Eibar entered La Liga with the aim of survival but merely being able to welcome Real Madrid and Barcelona to the 5,000 capacity Ipurua stadium was an achievement. Even given the dramatic recent months, no one saw them being placed in 7th position at the winter break but that was exactly the case. They had exceeded every pundit’s expectations, their attack of Dani Garcia, Javi Lara and Arruabarrena compensated for their more susceptible defence. Yet, Eibar struggled after Christmas – losing 15 out of 21 games led them to 18th position with one match of the season to play. They faced already relegated Cordoba at Ipurua on the final day but it was out of their hands as a point for Deportivo La Coruna would guarantee their survival and relegate Eibar after a single top flight season. Eibar won comfortably 3-0 but an unlikely last minute Deportivo equaliser at the Camp Nou signalled the end of the road for Eibar even though they finished the season with the same number of points and a better goal difference than the two teams above them.
Yet on the first matchday of the 2015/16 season, Eibar walked onto the pitch at Nuevos Los Carmenes to play Granada…. in La Liga. Once again, Eibar had experienced a dramatic summer and been reinstated in the top division with Elche moving in the opposite direction due to their financial issues with the tax authorities. A financial matter had almost cost them their place in La Liga initially, now another had presented them with at least one extra season of top-flight football.
Eibar have now settled as an established La Liga club; Mendilibar replaced Garitano as the coach, returning for a second spell in charge, and improved the defensive frailties that had cost them previously.
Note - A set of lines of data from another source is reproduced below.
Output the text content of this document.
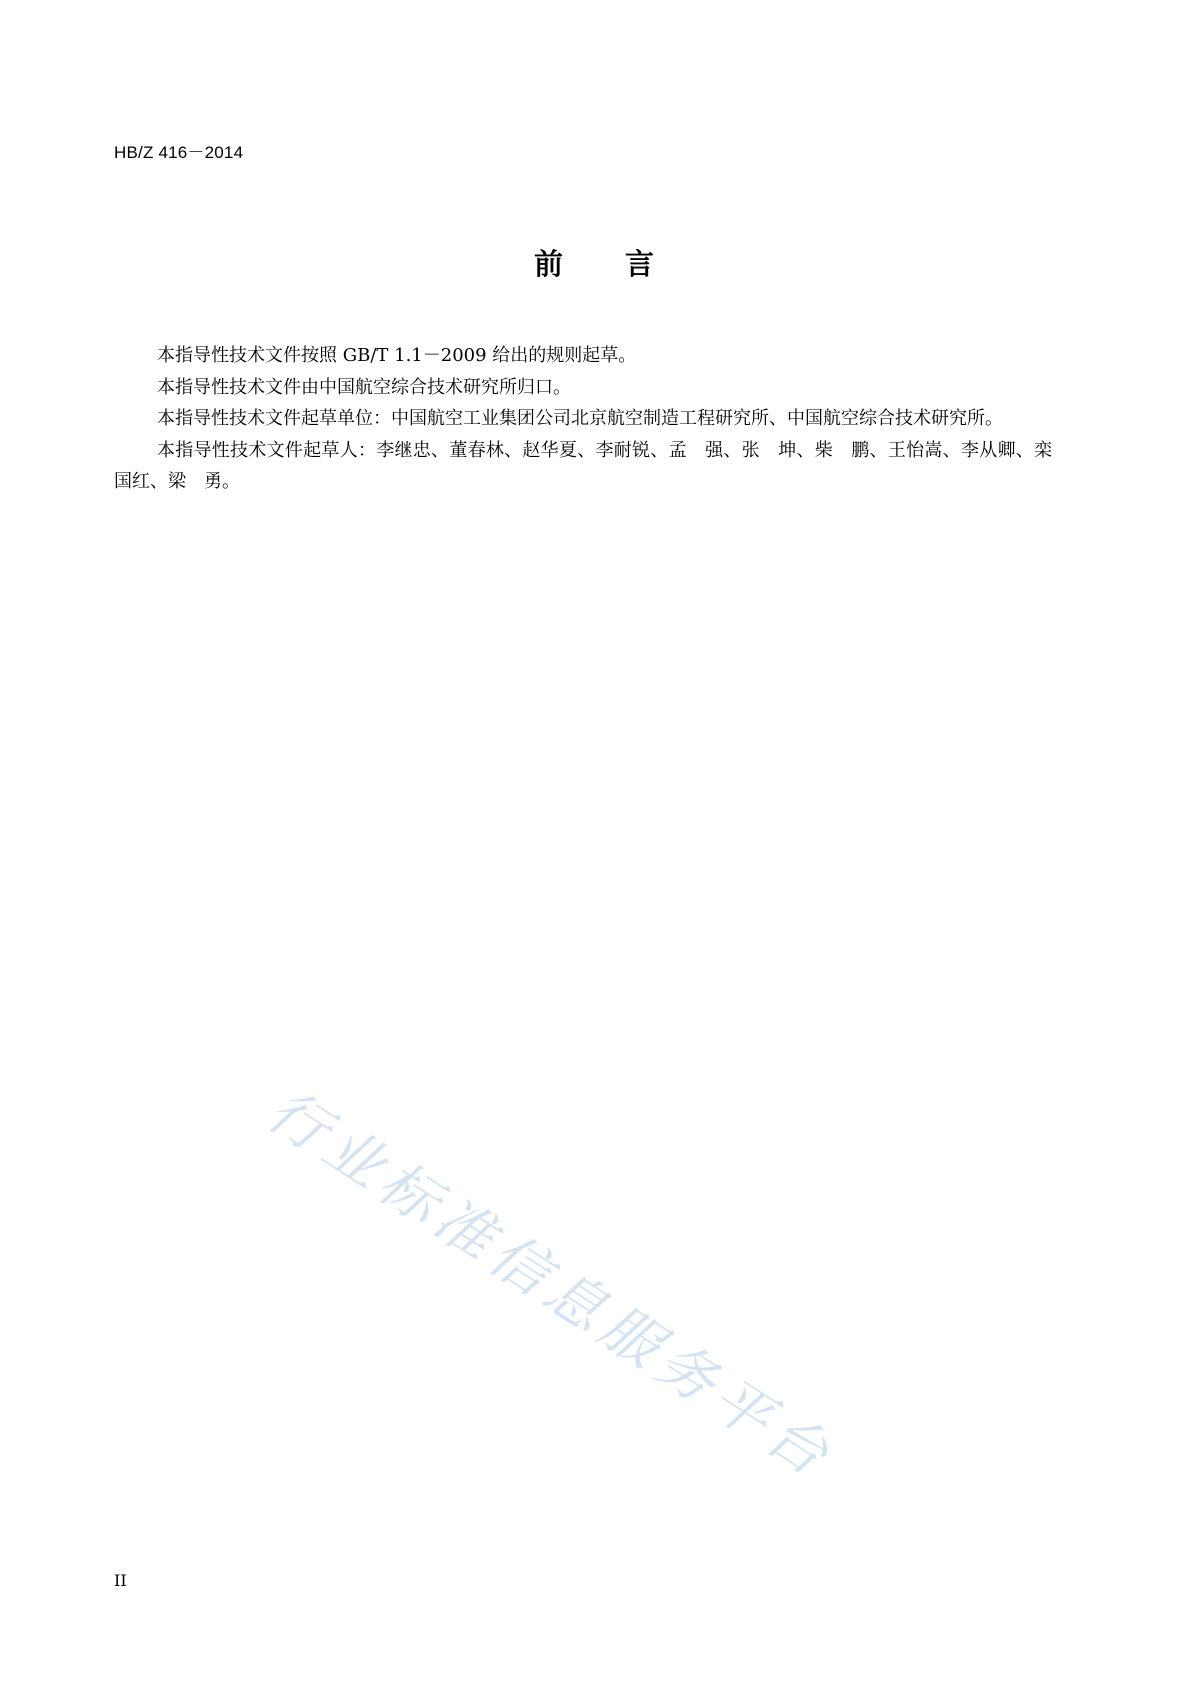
HB/Z 416－2014
前 言

本指导性技术文件按照 GB/T 1.1－2009 给出的规则起草。

本指导性技术文件由中国航空综合技术研究所归口。

本指导性技术文件起草单位：中国航空工业集团公司北京航空制造工程研究所、中国航空综合技术研究所。

本指导性技术文件起草人：李继忠、董春林、赵华夏、李耐锐、孟　强、张　坤、柴　鹏、王怡嵩、李从卿、栾国红、梁　勇。

行业标准信息服务平台
II
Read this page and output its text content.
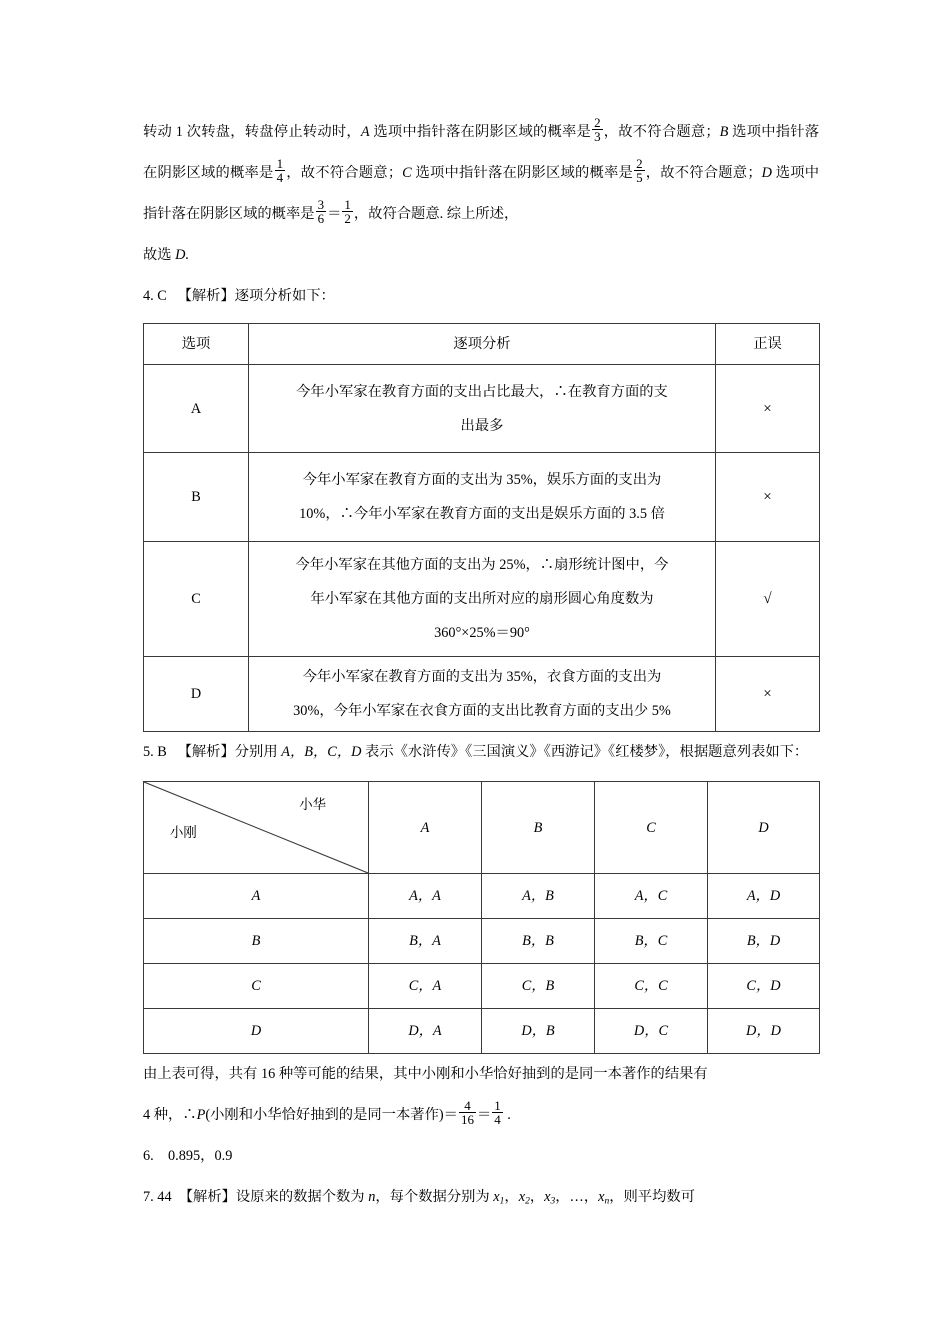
转动 1 次转盘，转盘停止转动时，A 选项中指针落在阴影区域的概率是 $\frac{2}{3}$ ，故不符合题意；B 选项中指针落在阴影区域的概率是 $\frac{1}{4}$ ，故不符合题意；C 选项中指针落在阴影区域的概率是 $\frac{2}{5}$ ，故不符合题意；D 选项中指针落在阴影区域的概率是 $\frac{3}{6} = \frac{1}{2}$ ，故符合题意. 综上所述，

故选 D.

4. C 【解析】逐项分析如下：

选项	逐项分析	正误
A	今年小军家在教育方面的支出占比最大，∴在教育方面的支
出最多	×
B	今年小军家在教育方面的支出为 35%，娱乐方面的支出为
10%，∴今年小军家在教育方面的支出是娱乐方面的 3.5 倍	×
C	今年小军家在其他方面的支出为 25%，∴扇形统计图中，今
年小军家在其他方面的支出所对应的扇形圆心角度数为
360°×25%＝90°	√
D	今年小军家在教育方面的支出为 35%，衣食方面的支出为
30%，今年小军家在衣食方面的支出比教育方面的支出少 5%	×

5. B 【解析】分别用 A，B，C，D 表示《水浒传》《三国演义》《西游记》《红楼梦》，根据题意列表如下：

小华
小刚	A	B	C	D
A	A，A	A，B	A，C	A，D
B	B，A	B，B	B，C	B，D
C	C，A	C，B	C，C	C，D
D	D，A	D，B	D，C	D，D

由上表可得，共有 16 种等可能的结果，其中小刚和小华恰好抽到的是同一本著作的结果有

4 种，∴P(小刚和小华恰好抽到的是同一本著作)＝ $\frac{4}{16} = \frac{1}{4}$ .

6.　0.895，0.9

7. 44　【解析】设原来的数据个数为 n，每个数据分别为 $x_1$，$x_2$，$x_3$，…，$x_n$，则平均数可
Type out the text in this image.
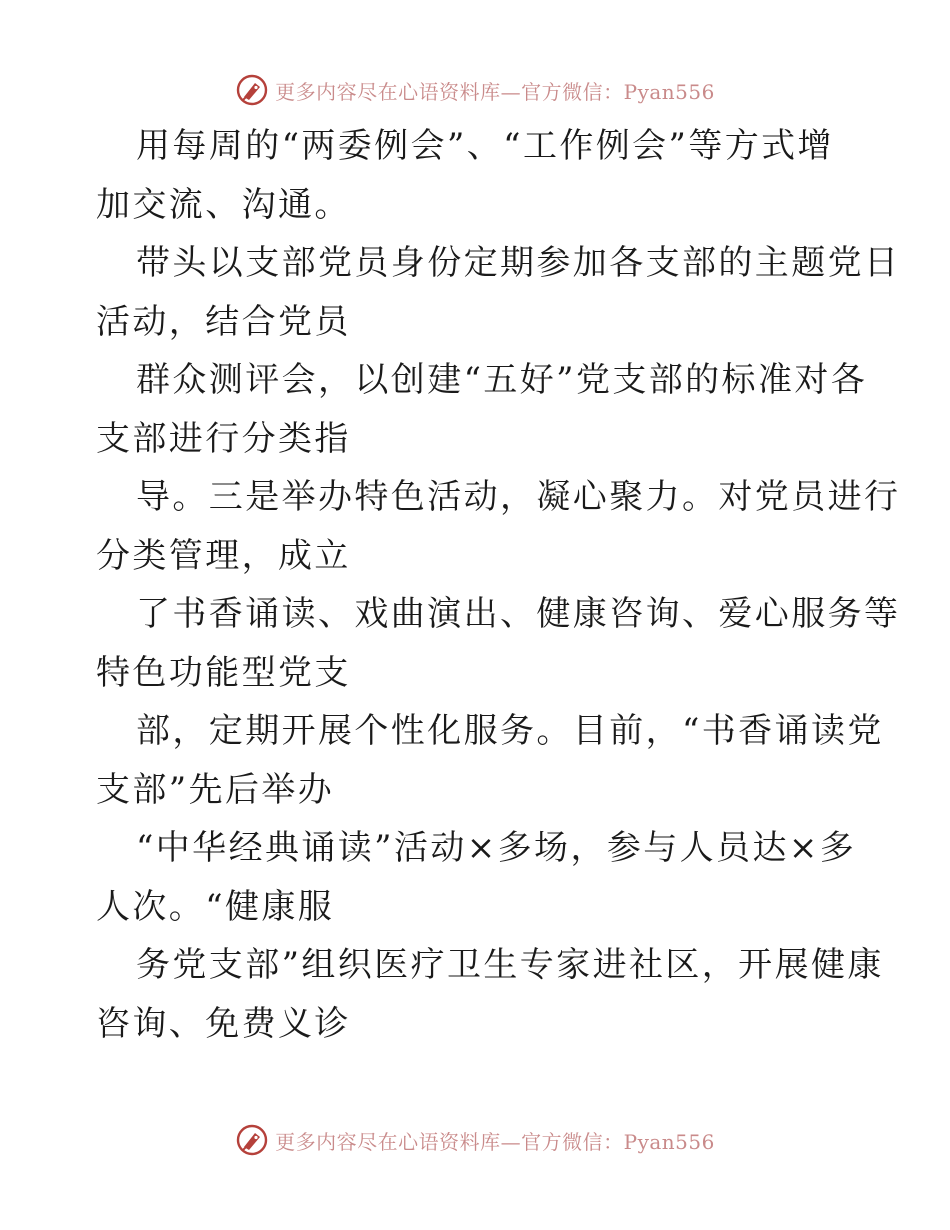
更多内容尽在心语资料库—官方微信：Pyan556
用每周的“两委例会”、“工作例会”等方式增
加交流、沟通。
带头以支部党员身份定期参加各支部的主题党日
活动，结合党员
群众测评会，以创建“五好”党支部的标准对各
支部进行分类指
导。三是举办特色活动，凝心聚力。对党员进行
分类管理，成立
了书香诵读、戏曲演出、健康咨询、爱心服务等
特色功能型党支
部，定期开展个性化服务。目前，“书香诵读党
支部”先后举办
“中华经典诵读”活动×多场，参与人员达×多
人次。“健康服
务党支部”组织医疗卫生专家进社区，开展健康
咨询、免费义诊
更多内容尽在心语资料库—官方微信：Pyan556
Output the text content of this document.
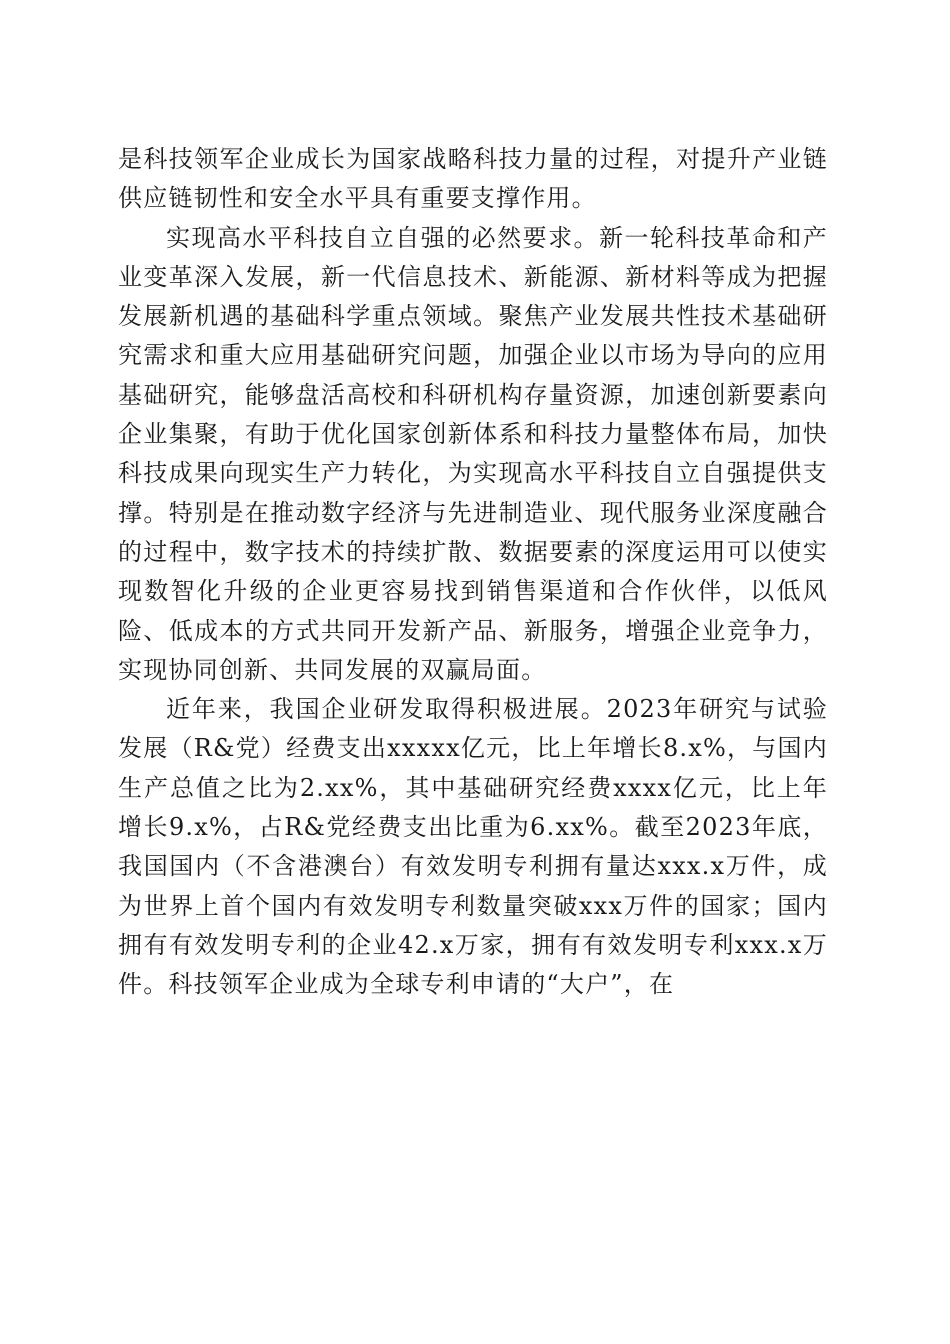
是科技领军企业成长为国家战略科技力量的过程，对提升产业链供应链韧性和安全水平具有重要支撑作用。

实现高水平科技自立自强的必然要求。新一轮科技革命和产业变革深入发展，新一代信息技术、新能源、新材料等成为把握发展新机遇的基础科学重点领域。聚焦产业发展共性技术基础研究需求和重大应用基础研究问题，加强企业以市场为导向的应用基础研究，能够盘活高校和科研机构存量资源，加速创新要素向企业集聚，有助于优化国家创新体系和科技力量整体布局，加快科技成果向现实生产力转化，为实现高水平科技自立自强提供支撑。特别是在推动数字经济与先进制造业、现代服务业深度融合的过程中，数字技术的持续扩散、数据要素的深度运用可以使实现数智化升级的企业更容易找到销售渠道和合作伙伴，以低风险、低成本的方式共同开发新产品、新服务，增强企业竞争力，实现协同创新、共同发展的双赢局面。

近年来，我国企业研发取得积极进展。2023年研究与试验发展（R&党）经费支出xxxxx亿元，比上年增长8.x%，与国内生产总值之比为2.xx%，其中基础研究经费xxxx亿元，比上年增长9.x%，占R&党经费支出比重为6.xx%。截至2023年底，我国国内（不含港澳台）有效发明专利拥有量达xxx.x万件，成为世界上首个国内有效发明专利数量突破xxx万件的国家；国内拥有有效发明专利的企业42.x万家，拥有有效发明专利xxx.x万件。科技领军企业成为全球专利申请的“大户”，在
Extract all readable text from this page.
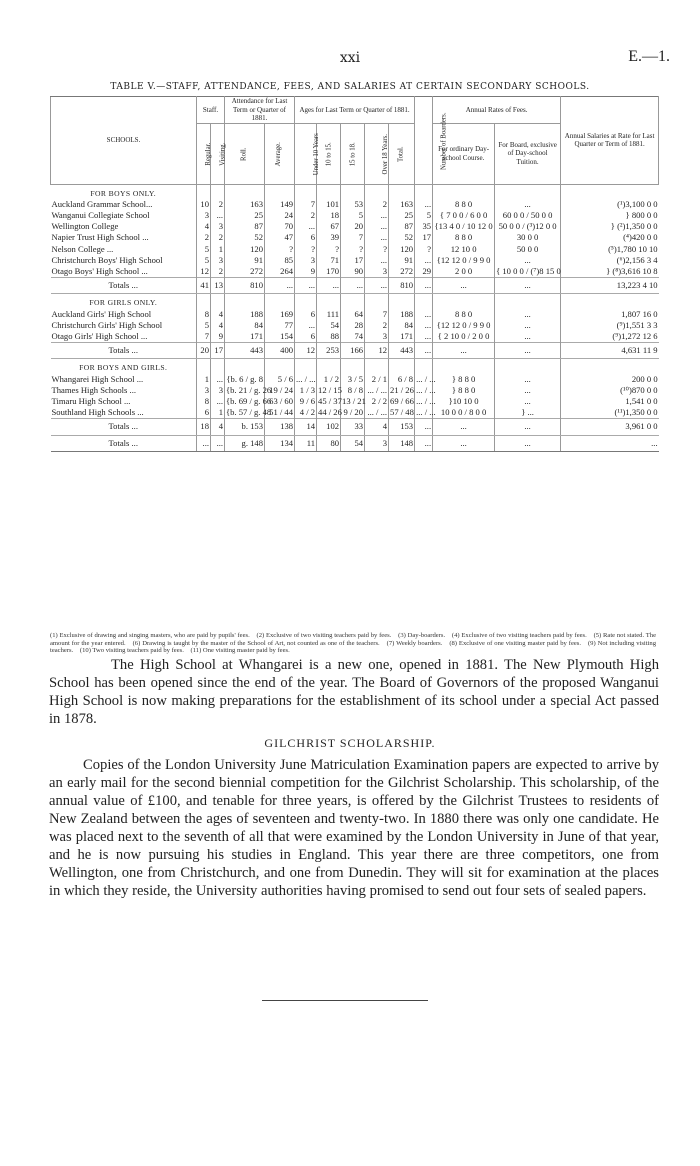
xxi	E.—1.
TABLE V.—STAFF, ATTENDANCE, FEES, AND SALARIES AT CERTAIN SECONDARY SCHOOLS.
SCHOOLS.	Staff.		Attendance for Last Term or Quarter of 1881.		Ages for Last Term or Quarter of 1881.					Number of Boarders.	Annual Rates of Fees.		Annual Salaries at Rate for Last Quarter or Term of 1881.
	Regular.	Visiting.	Roll.	Average.	Under 10 Years	10 to 15.	15 to 18.	Over 18 Years.	Total.		For ordinary Day-school Course.	For Board, exclusive of Day-school Tuition.	

FOR BOYS ONLY.													
Auckland Grammar School...	10	2	163	149	7	101	53	2	163	...	8 8 0	...	(¹)3,100 0 0
Wanganui Collegiate School	3	...	25	24	2	18	5	...	25	5	{ 7 0 0 / 6 0 0	60 0 0 / 50 0 0	} 800 0 0
Wellington College	4	3	87	70	...	67	20	...	87	35	{13 4 0 / 10 12 0	50 0 0 / (³)12 0 0	} (²)1,350 0 0
Napier Trust High School ...	2	2	52	47	6	39	7	...	52	17	8 8 0	30 0 0	(⁴)420 0 0
Nelson College ...	5	1	120	?	?	?	?	?	120	?	12 10 0	50 0 0	(⁵)1,780 10 10
Christchurch Boys' High School	5	3	91	85	3	71	17	...	91	...	{12 12 0 / 9 9 0	...	(⁶)2,156 3 4
Otago Boys' High School ...	12	2	272	264	9	170	90	3	272	29	2 0 0	{ 10 0 0 / (⁷)8 15 0	} (⁸)3,616 10 8
Totals ...	41	13	810	...	...	...	...	...	810	...	...	...	13,223 4 10
FOR GIRLS ONLY.													
Auckland Girls' High School	8	4	188	169	6	111	64	7	188	...	8 8 0	...	1,807 16 0
Christchurch Girls' High School	5	4	84	77	...	54	28	2	84	...	{12 12 0 / 9 9 0	...	(⁹)1,551 3 3
Otago Girls' High School ...	7	9	171	154	6	88	74	3	171	...	{ 2 10 0 / 2 0 0	...	(⁹)1,272 12 6
Totals ...	20	17	443	400	12	253	166	12	443	...	...	...	4,631 11 9
FOR BOYS AND GIRLS.													
Whangarei High School ...	1	...	{b. 6 / g. 8	5 / 6	... / ...	1 / 2	3 / 5	2 / 1	6 / 8	... / ...	} 8 8 0	...	200 0 0
Thames High Schools ...	3	3	{b. 21 / g. 26	19 / 24	1 / 3	12 / 15	8 / 8	... / ...	21 / 26	... / ...	} 8 8 0	...	(¹⁰)870 0 0
Timaru High School ...	8	...	{b. 69 / g. 66	63 / 60	9 / 6	45 / 37	13 / 21	2 / 2	69 / 66	... / ...	}10 10 0	...	1,541 0 0
Southland High Schools ...	6	1	{b. 57 / g. 48	51 / 44	4 / 2	44 / 26	9 / 20	... / ...	57 / 48	... / ...	10 0 0 / 8 0 0	} ...	(¹¹)1,350 0 0
Totals ...	18	4	b. 153	138	14	102	33	4	153	...	...	...	3,961 0 0
Totals ...	...	...	g. 148	134	11	80	54	3	148	...	...	...	...
(1) Exclusive of drawing and singing masters, who are paid by pupils' fees. (2) Exclusive of two visiting teachers paid by fees. (3) Day-boarders. (4) Exclusive of two visiting teachers paid by fees. (5) Rate not stated. The amount for the year entered. (6) Drawing is taught by the master of the School of Art, not counted as one of the teachers. (7) Weekly boarders. (8) Exclusive of one visiting master paid by fees. (9) Not including visiting teachers. (10) Two visiting teachers paid by fees. (11) One visiting master paid by fees.
The High School at Whangarei is a new one, opened in 1881. The New Plymouth High School has been opened since the end of the year. The Board of Governors of the proposed Wanganui High School is now making preparations for the establishment of its school under a special Act passed in 1878.
GILCHRIST SCHOLARSHIP.
Copies of the London University June Matriculation Examination papers are expected to arrive by an early mail for the second biennial competition for the Gilchrist Scholarship. This scholarship, of the annual value of £100, and tenable for three years, is offered by the Gilchrist Trustees to residents of New Zealand between the ages of seventeen and twenty-two. In 1880 there was only one candidate. He was placed next to the seventh of all that were examined by the London University in June of that year, and he is now pursuing his studies in England. This year there are three competitors, one from Wellington, one from Christchurch, and one from Dunedin. They will sit for examination at the places in which they reside, the University authorities having promised to send out four sets of sealed papers.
The Ipurua stadium has been improved and expanded from a capacity of 5,000 to 7,000. The quality and depth of squad have increased each season, with fewer players loaned and more bought, exemplified by table finishes of 14th and 10th respectively. Flirtations with qualification for the Europa League and taking points off Real Madrid and Atletico have made lifelong armeros pinch themselves. Having been to Eibar during their recent successes, the positive impact that the club has had on the town itself and the area is apparent.
Eibar are still the tiny club from Gipuzkoa but their character has parallels with the town itself, experiencing great successes and deep disappointments but always showing resilience and fight. As Aranzabal said in 2015, “SD Eibar is a football club, but above all, it is an expression of the identity of the town”. They have certainly exceeded expectations in La Liga but, then again, their journey has been a case of expecting the unexpected.